Quelle leçon tirer de ce brusque changement de pied ? Que dit-il de l’avenir de l’État providence ? La réponse sera différente selon l’angle de vue choisi : les raisons du plan d’urgence ou ses seules conséquences financières.
Langage des chiffres
À première lecture, la nécessité, pour financer les mesures d’urgence, de voter deux lois de finances rectificatives ou de relever le plafond d’emprunt des organismes de sécurité sociale accrédite l’idée que la couverture des risques de l’existence ne peut être entièrement socialisée.
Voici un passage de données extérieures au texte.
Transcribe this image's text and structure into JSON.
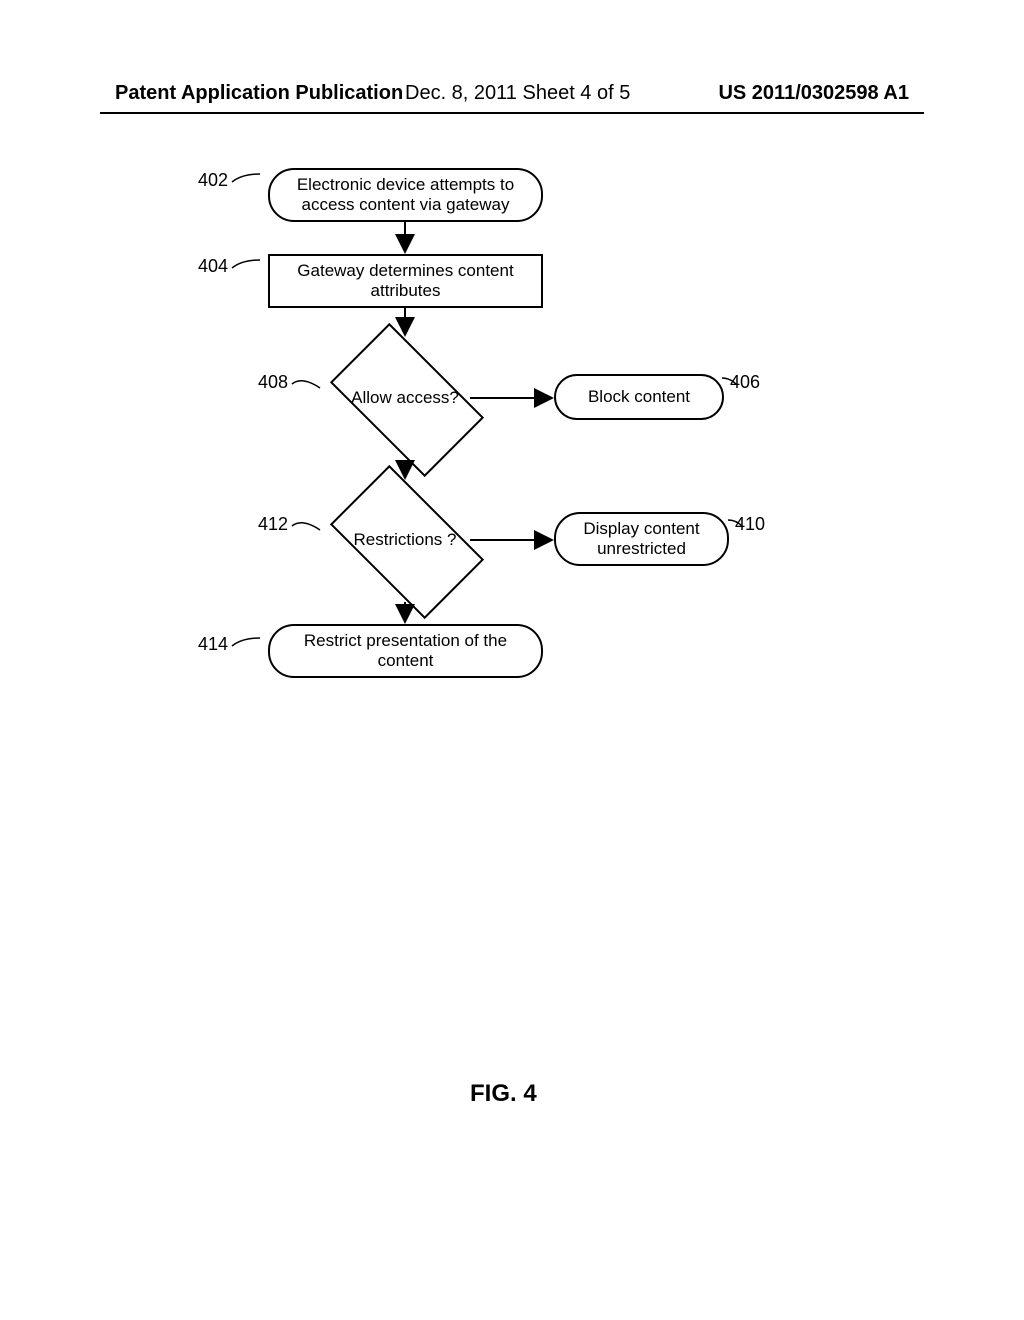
{
  "header": {
    "left": "Patent Application Publication",
    "mid": "Dec. 8, 2011   Sheet 4 of 5",
    "right": "US 2011/0302598 A1"
  },
  "nodes": {
    "n402": "Electronic device attempts to access content via gateway",
    "n404": "Gateway determines content attributes",
    "n408": "Allow access?",
    "n406": "Block content",
    "n412": "Restrictions ?",
    "n410": "Display content unrestricted",
    "n414": "Restrict presentation of the content"
  },
  "refs": {
    "r402": "402",
    "r404": "404",
    "r408": "408",
    "r406": "406",
    "r412": "412",
    "r410": "410",
    "r414": "414"
  },
  "figure_label": "FIG. 4"
}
L’heure serait venue de rechercher un meilleur équilibre entre solidarité nationale et, selon les branches de la sécurité sociale, mutualisation du risque sur le maché de l’assurance ou mutualisation de l’épargne individuelle sur le marché des capitaux (sur cette idée, voir les considérants du règlement européen du 20 juin 2019 relatif à un produit paneuropéen d’épargne retraite individuelle). Dit autrement, le coût de la crise devrait accélérer la promotion d’une nouvelle géographie des protections, tenant pour des équivalents fonctionnels institutions de sécurité sociale, institutions d’assurances et fonds d’investissement.
En revanche, si l’on remonte des effets – le coût des mesures prises – à la cause ‒ la propagation humaine d’un virus d’origine animale ‒, on découvre qu’un plan d’urgence s’est imposé en raison de la distance prise, au fil des réformes, avec la philosophie des assurances sociales. Pas à pas, le versement d’une prestation en espèce, son montant et sa durée, comme la prise en charge des frais de santé et leur niveau de remboursement ont été utilisés pour agir sur les comportements individuels, qu’il s’agisse d’inciter le « sans-emploi » à rechercher activement un travail, le patient à suivre tel parcours de soin de préférence à un autre ou encore le travailleur à prolonger son activité. Inspirée de la micro-économie, une telle politique a montré ses insuffisances en présence d’une pandémie. Où l’on voit les limites des modèles mathématiques qui ne sont susceptibles de produire l’effet escompté que pour autant que le monde tel qu’il va corresponde au monde imaginaire à partir duquel ils ont été construits.